Pope calls on religious orders to prevent trafficking crisis
Pope Francis has called on more religious orders of men and women, as well as foundations and benefactors, to get involved and help an international network of women religious in the fight against human trafficking.
He praised the many institutes of consecrated life that already have supported their members working on prevention, public awareness and assisting survivors of trafficking through the network, Talitha Kum.
“While I invite you to continue this commitment, I am also making an appeal to other religious congregations – both women’s and men’s – for them to join this missionary work, putting people and resources at its service so that it can reach everywhere,” he told network members during an audience at the Vatican last week.
The Pope met with some 86 delegates of Talitha Kum from 48 different countries and other people taking part in the network’s general assembly from September 21-27.
Founded 10 years ago, Talitha Kum now coordinates 52 networks of religious women in more than 90 countries. With more than 2,000 people on the ground, their efforts have helped more than 15,000 victims and reached more than 200,000 others through educational and awareness-raising campaigns or workshops in the past decade.
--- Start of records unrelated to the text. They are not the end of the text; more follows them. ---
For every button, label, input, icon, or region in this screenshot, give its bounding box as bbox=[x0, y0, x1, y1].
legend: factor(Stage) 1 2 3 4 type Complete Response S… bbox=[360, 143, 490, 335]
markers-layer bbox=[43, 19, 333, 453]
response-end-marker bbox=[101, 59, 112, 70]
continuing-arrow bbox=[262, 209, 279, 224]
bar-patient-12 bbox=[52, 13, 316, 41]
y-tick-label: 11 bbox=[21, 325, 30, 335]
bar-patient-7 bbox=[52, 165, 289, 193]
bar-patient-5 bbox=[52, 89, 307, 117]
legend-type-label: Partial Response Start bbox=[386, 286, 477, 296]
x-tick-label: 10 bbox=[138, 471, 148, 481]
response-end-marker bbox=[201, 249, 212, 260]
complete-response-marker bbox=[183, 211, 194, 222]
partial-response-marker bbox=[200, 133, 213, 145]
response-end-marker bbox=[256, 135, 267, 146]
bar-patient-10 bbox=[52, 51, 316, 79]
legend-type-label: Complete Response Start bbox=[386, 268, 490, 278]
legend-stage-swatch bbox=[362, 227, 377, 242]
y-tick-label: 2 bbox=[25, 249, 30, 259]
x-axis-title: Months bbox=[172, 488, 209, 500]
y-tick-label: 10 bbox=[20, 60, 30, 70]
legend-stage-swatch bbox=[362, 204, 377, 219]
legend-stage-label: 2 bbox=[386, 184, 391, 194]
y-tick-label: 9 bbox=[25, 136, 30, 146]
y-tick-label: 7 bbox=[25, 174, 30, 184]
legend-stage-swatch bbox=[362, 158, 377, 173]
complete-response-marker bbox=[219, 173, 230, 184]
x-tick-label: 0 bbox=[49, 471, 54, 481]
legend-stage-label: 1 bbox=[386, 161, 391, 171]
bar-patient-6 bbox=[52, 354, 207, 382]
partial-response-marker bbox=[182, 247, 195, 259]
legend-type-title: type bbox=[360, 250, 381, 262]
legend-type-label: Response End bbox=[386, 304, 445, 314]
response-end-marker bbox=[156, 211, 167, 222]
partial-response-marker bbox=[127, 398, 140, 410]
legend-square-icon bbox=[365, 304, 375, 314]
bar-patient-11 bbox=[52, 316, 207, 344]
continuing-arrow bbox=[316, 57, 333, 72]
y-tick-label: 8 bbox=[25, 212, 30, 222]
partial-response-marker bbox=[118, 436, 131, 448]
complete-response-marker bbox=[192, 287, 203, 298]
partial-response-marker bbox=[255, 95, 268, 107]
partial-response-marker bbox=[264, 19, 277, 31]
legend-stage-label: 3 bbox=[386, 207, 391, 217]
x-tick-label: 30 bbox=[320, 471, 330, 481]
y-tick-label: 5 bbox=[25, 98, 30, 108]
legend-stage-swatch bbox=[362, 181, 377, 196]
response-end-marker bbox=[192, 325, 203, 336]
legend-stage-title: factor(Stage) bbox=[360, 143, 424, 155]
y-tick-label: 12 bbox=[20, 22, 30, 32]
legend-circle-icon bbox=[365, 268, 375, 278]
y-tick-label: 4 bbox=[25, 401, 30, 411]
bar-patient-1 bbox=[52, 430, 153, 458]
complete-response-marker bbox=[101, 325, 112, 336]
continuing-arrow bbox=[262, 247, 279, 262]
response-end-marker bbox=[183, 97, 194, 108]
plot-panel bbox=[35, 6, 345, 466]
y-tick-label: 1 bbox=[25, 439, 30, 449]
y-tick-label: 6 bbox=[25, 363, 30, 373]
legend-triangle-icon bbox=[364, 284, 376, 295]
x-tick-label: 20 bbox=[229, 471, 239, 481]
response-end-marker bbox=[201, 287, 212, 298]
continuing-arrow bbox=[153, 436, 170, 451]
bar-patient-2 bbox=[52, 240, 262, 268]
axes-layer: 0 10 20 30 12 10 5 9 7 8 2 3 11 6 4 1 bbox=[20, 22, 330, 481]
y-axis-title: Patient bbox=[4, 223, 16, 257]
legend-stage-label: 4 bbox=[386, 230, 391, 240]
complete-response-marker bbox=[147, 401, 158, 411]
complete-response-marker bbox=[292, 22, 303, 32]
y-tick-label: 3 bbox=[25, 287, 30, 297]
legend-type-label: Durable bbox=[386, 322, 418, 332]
Becoming Pope hasn’t made me ‘any less sinful’ – Francis
While his responsibilities are greater and his prayer list longer, Pope Francis said he’s basically the same person he was before he was elected in 2013, so he still goes to Confession every two weeks.
“The mere fact that I now dress all in white has not made me any less sinful or holier than before,” he told Jesuits in Mozambique, according to a transcript of the meeting published last week by La Civilta Cattolica.
Often on trips abroad, Pope Francis spends time with local Jesuit communities and holds a question-and-answer session with them. Weeks later, a transcript of the exchange was published. In Mozambique, a Jesuit had asked the Pope how his experience of God has changed since he was elected Pope.
“I guess my experience of God hasn’t fundamentally changed,” he responded. “I speak to the Lord as before. I feel God gives me the grace I need for the present time. But the Lord gave it to me before. And I commit the same sins as before.”